Aging Parents and Role Reversal
We received a phone call one morning from my husband's father.He asked to speak to me. When I inquired how he was doing,
he replied "not so good". When I inquired what was ailing him, he
went on to tell me he had just made his way into the house
after waking up in his front yard. He had gone to water his plants
on his porch and found himself at the bottom of the stairs.
Oh my God! We went right over to his place and found his whole
midriff was black from bruising plus other contusions and scraps
evident on his front. We took him to the hospital and that was our
beginning of the role reversal between a child and a parent. Dad
could no longer care for himself. He had suffered a stroke.
We never took Dad home to his place, other then to pack up
what he felt were his daily necessities.
We realized then our old lives were gone and we now had to return
the generosities, love and care he had bestowed on us all these years.
Dad had never been sick. He didn't have a Doctor, nor medical
insurance. Medical Insurance in Canada is universal, but his
stand was he wasn't a socialist so he had never applied for it.
There were other things too that we had just taken for granted
had been attended to and found they were not. What a mess.
We seen Dad at least 2 or 3 times a week prior to his stroke.
He had dinner with use every Sunday as he was a widower.
We never thought to delve into his affairs and he never shared
them with us either. We came to realize that Dad had covered
his failing in health so as not to worry us or bother us. Are you
kidding?
To make a long short, we looked after Dad for 8 years, and
watched his steady decline. He tried his best to fit in with
our rousing family, he compensated for some of our short
comings I am sure, as we truly didn't understand what was
happening to him.
Finally the day came when the Doctor said we were not looking
after him the way he needed and it was time to go into a rest
home. We cried. We could do it. The Doctor pointed out he
deserved better.
I couldn't believe the relief Dad felt being in his new environment.

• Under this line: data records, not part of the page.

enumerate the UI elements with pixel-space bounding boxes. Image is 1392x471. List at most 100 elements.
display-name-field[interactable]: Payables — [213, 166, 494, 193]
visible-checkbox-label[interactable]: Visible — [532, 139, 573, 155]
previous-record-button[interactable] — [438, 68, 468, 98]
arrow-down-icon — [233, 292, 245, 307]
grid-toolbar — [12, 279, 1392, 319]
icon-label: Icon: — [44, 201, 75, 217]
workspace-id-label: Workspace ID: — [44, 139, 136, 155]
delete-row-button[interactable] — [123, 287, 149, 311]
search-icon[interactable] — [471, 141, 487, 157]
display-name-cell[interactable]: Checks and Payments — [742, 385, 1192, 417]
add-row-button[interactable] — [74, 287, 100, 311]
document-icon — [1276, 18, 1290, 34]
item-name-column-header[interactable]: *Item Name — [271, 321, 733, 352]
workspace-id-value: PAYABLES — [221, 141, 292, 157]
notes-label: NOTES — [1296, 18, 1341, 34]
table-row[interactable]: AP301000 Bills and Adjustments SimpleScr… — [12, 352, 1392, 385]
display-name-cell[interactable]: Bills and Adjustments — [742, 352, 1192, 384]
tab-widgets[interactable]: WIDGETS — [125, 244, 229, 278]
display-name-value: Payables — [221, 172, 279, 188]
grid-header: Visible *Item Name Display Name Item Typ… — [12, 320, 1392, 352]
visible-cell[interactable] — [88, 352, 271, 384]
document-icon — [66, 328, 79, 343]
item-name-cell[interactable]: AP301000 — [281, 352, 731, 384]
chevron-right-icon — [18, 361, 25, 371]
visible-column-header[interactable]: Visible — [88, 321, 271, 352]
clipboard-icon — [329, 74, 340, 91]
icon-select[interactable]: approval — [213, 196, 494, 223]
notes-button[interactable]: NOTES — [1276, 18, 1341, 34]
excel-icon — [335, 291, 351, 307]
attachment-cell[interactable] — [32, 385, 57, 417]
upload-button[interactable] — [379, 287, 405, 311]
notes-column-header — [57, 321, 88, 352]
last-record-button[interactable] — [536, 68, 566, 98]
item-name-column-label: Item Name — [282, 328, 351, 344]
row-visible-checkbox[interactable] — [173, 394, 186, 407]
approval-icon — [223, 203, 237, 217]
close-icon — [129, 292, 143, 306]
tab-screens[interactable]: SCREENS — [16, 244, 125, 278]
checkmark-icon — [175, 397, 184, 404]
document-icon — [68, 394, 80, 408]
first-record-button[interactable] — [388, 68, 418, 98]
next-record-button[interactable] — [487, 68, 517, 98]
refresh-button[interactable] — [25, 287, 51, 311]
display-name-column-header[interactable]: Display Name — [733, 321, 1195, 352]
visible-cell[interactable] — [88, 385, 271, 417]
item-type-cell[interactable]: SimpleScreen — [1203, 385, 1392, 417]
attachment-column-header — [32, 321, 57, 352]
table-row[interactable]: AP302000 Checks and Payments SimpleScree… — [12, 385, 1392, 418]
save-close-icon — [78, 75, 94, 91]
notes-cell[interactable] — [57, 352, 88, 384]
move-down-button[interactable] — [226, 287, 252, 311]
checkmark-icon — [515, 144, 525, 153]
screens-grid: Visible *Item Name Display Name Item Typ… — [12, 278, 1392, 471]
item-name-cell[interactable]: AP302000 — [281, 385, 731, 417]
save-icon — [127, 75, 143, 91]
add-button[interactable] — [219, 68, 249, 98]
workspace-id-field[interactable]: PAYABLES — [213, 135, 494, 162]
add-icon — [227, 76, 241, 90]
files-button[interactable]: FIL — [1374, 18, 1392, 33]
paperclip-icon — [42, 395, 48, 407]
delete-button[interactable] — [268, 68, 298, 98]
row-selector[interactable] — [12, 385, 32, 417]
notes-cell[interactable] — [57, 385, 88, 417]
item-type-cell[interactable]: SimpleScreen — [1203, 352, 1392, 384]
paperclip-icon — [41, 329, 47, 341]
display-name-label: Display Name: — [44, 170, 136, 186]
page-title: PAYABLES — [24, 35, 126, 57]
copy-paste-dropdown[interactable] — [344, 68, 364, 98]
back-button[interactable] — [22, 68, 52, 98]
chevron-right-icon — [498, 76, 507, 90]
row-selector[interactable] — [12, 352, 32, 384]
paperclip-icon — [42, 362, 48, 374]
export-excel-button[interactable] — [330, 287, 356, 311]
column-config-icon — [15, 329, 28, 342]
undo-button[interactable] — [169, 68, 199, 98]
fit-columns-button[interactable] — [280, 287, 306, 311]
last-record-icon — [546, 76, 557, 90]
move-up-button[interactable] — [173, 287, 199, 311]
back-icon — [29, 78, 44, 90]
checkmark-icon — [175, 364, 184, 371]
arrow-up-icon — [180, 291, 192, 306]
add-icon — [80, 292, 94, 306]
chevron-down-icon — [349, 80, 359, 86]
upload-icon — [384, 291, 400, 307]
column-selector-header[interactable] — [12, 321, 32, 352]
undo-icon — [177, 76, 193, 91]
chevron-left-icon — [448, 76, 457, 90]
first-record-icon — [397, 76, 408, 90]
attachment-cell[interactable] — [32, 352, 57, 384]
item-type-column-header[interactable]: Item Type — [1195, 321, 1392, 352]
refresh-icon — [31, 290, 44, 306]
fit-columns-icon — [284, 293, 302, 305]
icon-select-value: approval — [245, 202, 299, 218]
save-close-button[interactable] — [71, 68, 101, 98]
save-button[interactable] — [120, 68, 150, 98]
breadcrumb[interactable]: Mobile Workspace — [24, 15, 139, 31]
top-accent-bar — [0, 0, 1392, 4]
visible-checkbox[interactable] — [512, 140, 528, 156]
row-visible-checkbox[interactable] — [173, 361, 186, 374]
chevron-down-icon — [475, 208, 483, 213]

Others were like him. He didn't have to hide his short comings
or failings. If he had an accident, and they were frequent, it was
a no-never-mind. The care givers treated him with respect and
thoughtfulness. He enjoyed being away from our busy home.
In retrospect, I learned a lot from caring for Dad and promised
myself that I would never let my affairs go until I could no longer
look after them or myself. That I would let my family know when
I felt that it was time to pass over the reigns, then we could all
relax while I went into my golden years.